Solved – important features in RandomForest – Sklearn

classificationmachine learningrandom forest

1) How to find important features in RandomForest classifier (in sklearn) with high statistical significant?

2) The input data I have is unbalanced which I simply repeat data to compensate that. When I do shuffling, some of these repeated data go to training and some goes to test which definitely increase the prediction accuracy. I know in reality it is not correct but what about if I only want to find important feature?

3) What is the meaning of a feature value (for example, 0.05) in randomforest? in Feature importance it is said that this value means 5% of data is classified correctly by this feature? To find the most important features can I sum up their values till become 0.9 and then I say 90% of data is classified correctly by this features?

Best Answer

The answer to this question describes how feature importances are computed in sklearn. Maybe it will help you with your questions #1 and #3.

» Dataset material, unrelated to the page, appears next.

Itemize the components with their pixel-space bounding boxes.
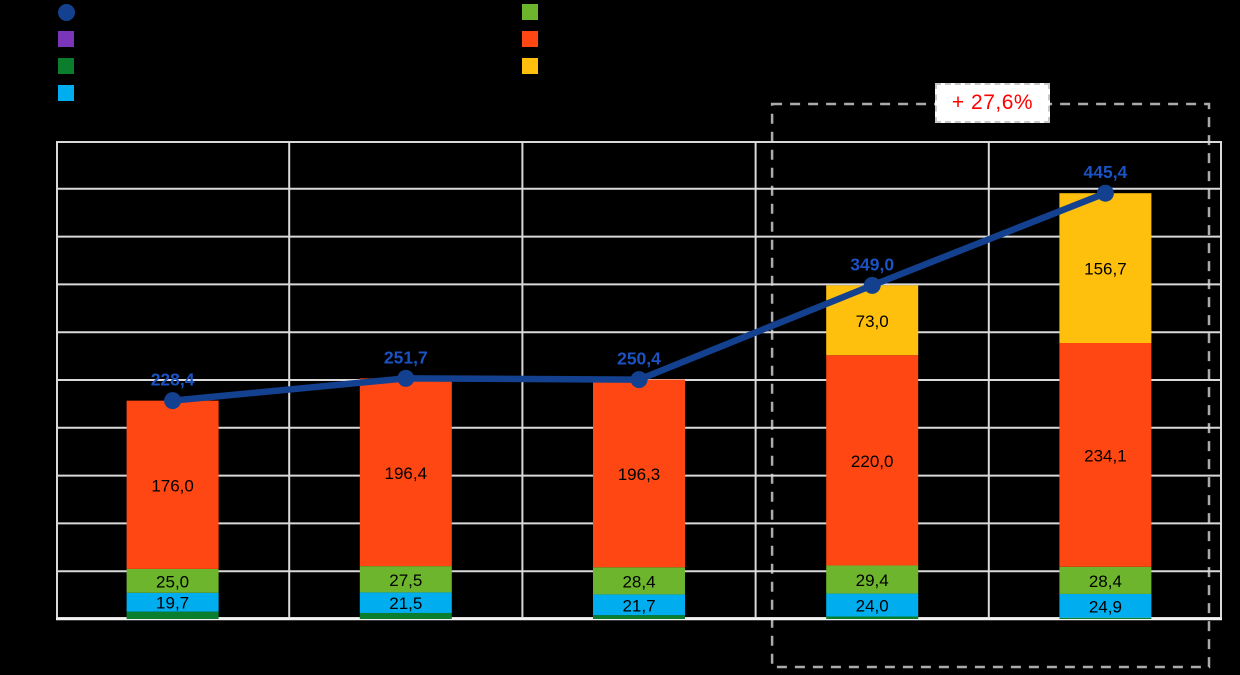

Regarding question #1: It does not seem that this definition of importance is explicitly related to statistical significance.

Regarding question #2: You could still report the feature importances reported by sklearn, but they would be defined relative to your augmented data set and therefore seem more difficult to interpret. Using this augmented data set would at least change the "proportion of samples reaching that node" portion of the importance score equation (when compared with the original data set). By the way, I've had good results using SMOTE over-sampling of the minority class, combined with under-sampling of the majority class, when dealing with imbalanced data sets.

Regarding question #3: I'm not sure, but I don't think this definition of importance means that you could make the statement you make about 90% of the data being classified correctly by these features.